Supreme Court Project files brief in pharmaceutical case
Feb. 17, 2012
A recent appeals court decision that challenges prior labor law has inspired an amici curiae brief by Emory Law students. The brief was filed with the U.S. Supreme Court on behalf of physicians who see potential ethical conflicts in the case, which involves defining the relationship between doctors and pharmaceutical sales representatives.
Michael Shane Christopher and Frank Buchanan v. SmithKline Beecham Corp., D/B/A/ GlaxoSmithKline, will be argued before the Court on April 16. A decision is expected by June, says second-year student Kedar Bhatia, president of the Emory Law School Supreme Court Advocacy Project. The physicians for whom the students filed the brief are Dr. Gregory Curfman, executive editor of the New England Journal of Medicine and Dr. Howard Brody, director of the Institute for Medical Humanities, University of Texas Medical Branch. Sarah Shalf, administrative professor for field placement and co-director of Emory Law’s Professionalism Program, is counsel of record.
The brief focuses on a narrow part of the issue—the Court of Appeals for the 9th Circuit decision to override the U.S. Department of Labor definition and view pharmaceutical sales representatives as “outside salesmen.”
That’s an issue for physicians because the perception of a sales-buyer relationship could erode public trust in the medical profession.
“We’re arguing against doctors becoming mere buyers in a sales transaction,” says third-year student Audrey Patten, who worked on the brief with Bhatia and first-year students Benjamin Smyser and Micah Revell. As a buyer, a physician is less likely to be viewed as trustworthy by his or her patients, the brief argues. Also, the decision to prescribe a particular drug is much more complex and ethically bound than the level of decision-making typically involved in sales, they say.
“Labeling pharmaceutical sales representatives as salesmen is problematic because it ignores the ethical responsibilities that doctors have to their patients,” Bhatia says. “The 9th Circuit completely disregarded the high ethical standards that physicians are bound to uphold, and those doctors have an interest in ensuring that the courts consider that position in the future.”

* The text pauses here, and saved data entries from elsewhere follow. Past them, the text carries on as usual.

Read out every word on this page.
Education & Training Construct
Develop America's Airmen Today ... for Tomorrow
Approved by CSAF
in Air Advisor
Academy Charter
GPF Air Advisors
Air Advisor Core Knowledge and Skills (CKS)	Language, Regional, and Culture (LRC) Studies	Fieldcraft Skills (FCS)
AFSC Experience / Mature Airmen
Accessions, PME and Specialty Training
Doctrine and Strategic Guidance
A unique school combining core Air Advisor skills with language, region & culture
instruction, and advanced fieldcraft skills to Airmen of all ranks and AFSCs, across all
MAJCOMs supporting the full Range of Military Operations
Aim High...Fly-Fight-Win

“The Department of Labor properly labeled the relationship as informational and educational,” the brief says. To “casually push aside” the Department of Labor’s classification could lead to further erosion of the perception of a physician’s duty to act ethically and morally, Patten says.
“The more the public perceives that physicians are easily swayed by sales pitches from the pharmaceutical industry, the more likely it is that social trust in physicians will erode,” the brief says.
“The Department of Labor recognized that PSRs were not salesmen, and we believe the Supreme Court should rely on that interpretation,” Bhatia says. “The 9th Circuit failed to give proper deference to that interpretation, and our brief highlights one of many reasons the Court should reverse the court below and stick with the Department of Labor position.”